Agents today can generate solid code even for relatively complex requirements. However, they don't always make the right trade-offs.

Just because something works doesn't mean it scales. It doesn't mean it can handle unexpected user input. It doesn't mean it's easily extensible.

Today engineers really just need to define those high-level technical requirements.

simplyluke 6 minutes ago||
> Today engineers really just need to define those high-level technical requirements.

At least within our company, this is quickly becoming what it means to be a software engineer.

vially 2 hours ago||
Thought I'd give it a try and installed the latest version. Application crashes at startup on Linux (Wayland) with: "The window terminated unexpectedly (reason: 'crashed', code: '139')". Probably yet another instance of developers mostly testing and doing quality assurance on macOS/Windows.
jonasnelle 2 hours ago||
Hey, sorry about that! Some AUR packages share cursor in a way that isn't forward+backwards compatible across releases. We recommend using our official AppImage from https://cursor.com/download Alternatively, please use a different AUR package that doesn't have these issues https://aur.archlinux.org/packages/cursor-nightly-bin
slopinthebag 2 hours ago||
I really dislike this push away from augmentation and towards agents. I get that people want to be lazy and just have the LLM do all of their work, but using the AI as an augmentation means you are the driver and can prevent it from making mistakes, and you still have knowledge of the codebase. I think there is so much more we could be doing in the editor with AI, but instead every company just builds a chatbot. Sigh.
weli 2 hours ago||
Stop fucking my shit up please
AdrienPoupa 33 minutes ago||
My exact reaction when they override my cmd+e shortcut and change the default layout every two months :)
reasonableklout 1 hour ago||
Looks like the editor is still there, and the revamped UI is a new window you can open on the side.
acedTrex 2 hours ago|
So they are just turning into another vibe code slop app?

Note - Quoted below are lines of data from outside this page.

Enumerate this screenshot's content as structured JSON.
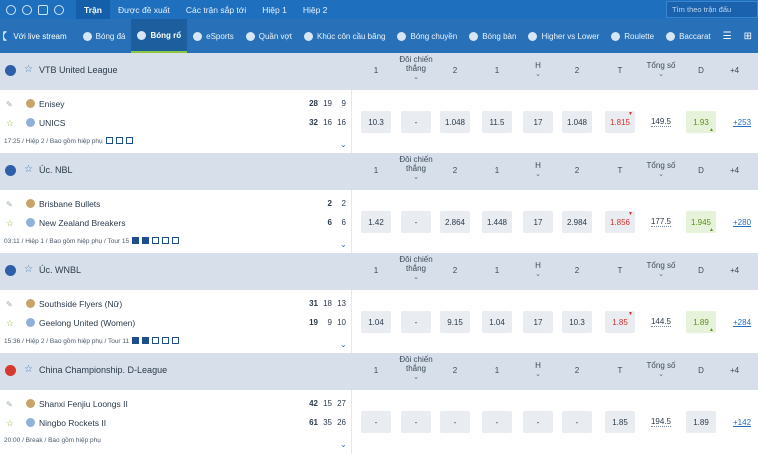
{
  "topnav": {
    "items": [
      "Trận",
      "Được đề xuất",
      "Các trận sắp tới",
      "Hiệp 1",
      "Hiệp 2"
    ],
    "search_placeholder": "Tìm theo trận đấu"
  },
  "sportbar": {
    "live_label": "Với live stream",
    "sports": [
      "Bóng đá",
      "Bóng rổ",
      "eSports",
      "Quần vợt",
      "Khúc côn cầu băng",
      "Bóng chuyền",
      "Bóng bàn",
      "Higher vs Lower",
      "Roulette",
      "Baccarat"
    ],
    "active": "Bóng rổ"
  },
  "columns": {
    "c1": "1",
    "dc_line1": "Đôi chiến",
    "dc_line2": "thắng",
    "c2": "2",
    "h1": "1",
    "h": "H",
    "h2": "2",
    "t": "T",
    "total_line1": "Tổng số",
    "d": "D",
    "plus": "+4"
  },
  "leagues": [
    {
      "name": "VTB United League",
      "home": {
        "name": "Enisey",
        "scores": [
          "28",
          "19",
          "9"
        ]
      },
      "away": {
        "name": "UNICS",
        "scores": [
          "32",
          "16",
          "16"
        ]
      },
      "info": "17:25 / Hiệp 2 / Bao gồm hiệp phụ",
      "odds": {
        "o1": "10.3",
        "dc": "-",
        "o2": "1.048",
        "h1": "11.5",
        "h": "17",
        "h2": "1.048",
        "t": "1.815",
        "total": "149.5",
        "d": "1.93",
        "more": "+253"
      }
    },
    {
      "name": "Úc. NBL",
      "home": {
        "name": "Brisbane Bullets",
        "scores": [
          "2",
          "2"
        ]
      },
      "away": {
        "name": "New Zealand Breakers",
        "scores": [
          "6",
          "6"
        ]
      },
      "info": "03:11 / Hiệp 1 / Bao gồm hiệp phụ / Tour 15",
      "odds": {
        "o1": "1.42",
        "dc": "-",
        "o2": "2.864",
        "h1": "1.448",
        "h": "17",
        "h2": "2.984",
        "t": "1.856",
        "total": "177.5",
        "d": "1.945",
        "more": "+280"
      }
    },
    {
      "name": "Úc. WNBL",
      "home": {
        "name": "Southside Flyers (Nữ)",
        "scores": [
          "31",
          "18",
          "13"
        ]
      },
      "away": {
        "name": "Geelong United (Women)",
        "scores": [
          "19",
          "9",
          "10"
        ]
      },
      "info": "15:36 / Hiệp 2 / Bao gồm hiệp phụ / Tour 11",
      "odds": {
        "o1": "1.04",
        "dc": "-",
        "o2": "9.15",
        "h1": "1.04",
        "h": "17",
        "h2": "10.3",
        "t": "1.85",
        "total": "144.5",
        "d": "1.89",
        "more": "+284"
      }
    },
    {
      "name": "China Championship. D-League",
      "home": {
        "name": "Shanxi Fenjiu Loongs II",
        "scores": [
          "42",
          "15",
          "27"
        ]
      },
      "away": {
        "name": "Ningbo Rockets II",
        "scores": [
          "61",
          "35",
          "26"
        ]
      },
      "info": "20:00 / Break / Bao gồm hiệp phụ",
      "odds": {
        "o1": "-",
        "dc": "-",
        "o2": "-",
        "h1": "-",
        "h": "-",
        "h2": "-",
        "t": "1.85",
        "total": "194.5",
        "d": "1.89",
        "more": "+142"
      }
    }
  ]
}
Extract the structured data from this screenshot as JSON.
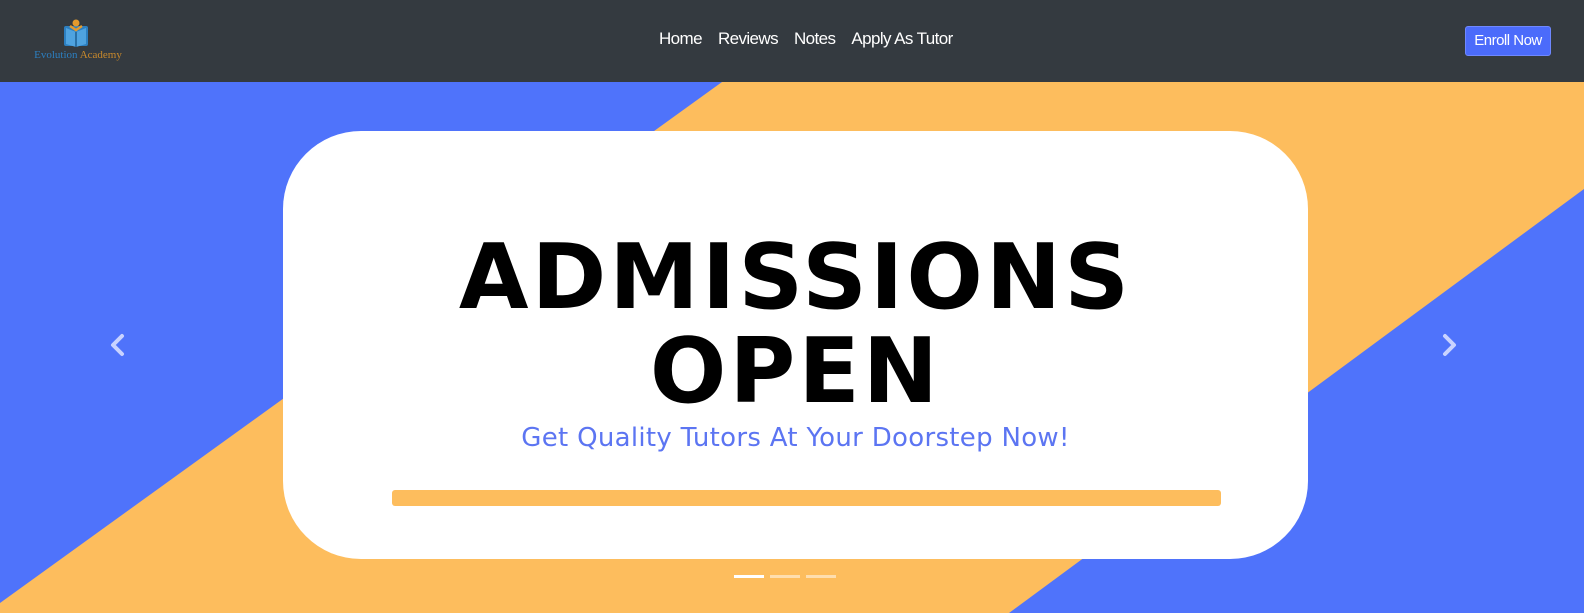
{
  "brand": {
    "name_part1": "Evolution",
    "name_part2": "Academy",
    "icon": "book-person-icon"
  },
  "nav": {
    "links": [
      {
        "label": "Home"
      },
      {
        "label": "Reviews"
      },
      {
        "label": "Notes"
      },
      {
        "label": "Apply As Tutor"
      }
    ],
    "cta_label": "Enroll Now"
  },
  "hero": {
    "headline_line1": "ADMISSIONS",
    "headline_line2": "OPEN",
    "subheading": "Get Quality Tutors At Your Doorstep Now!",
    "slide_count": 3,
    "active_slide": 1,
    "prev_icon": "chevron-left-icon",
    "next_icon": "chevron-right-icon"
  },
  "colors": {
    "navbar_bg": "#343a40",
    "hero_blue": "#4f73fb",
    "hero_orange": "#fdbd5d",
    "accent_text": "#5c75f2",
    "button_bg": "#4b6bfb"
  }
}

At least before they were tangentially still an actual developer tool, standard vsc windows, the code was the point etc.

Now they offer really nothing interesting for professionals.

tredre3 41 minutes ago||
> Now they offer really nothing interesting for professionals.

That's a curious statement given that what they're doing is just becoming more like Claude Code, which seems extremely popular on this forum.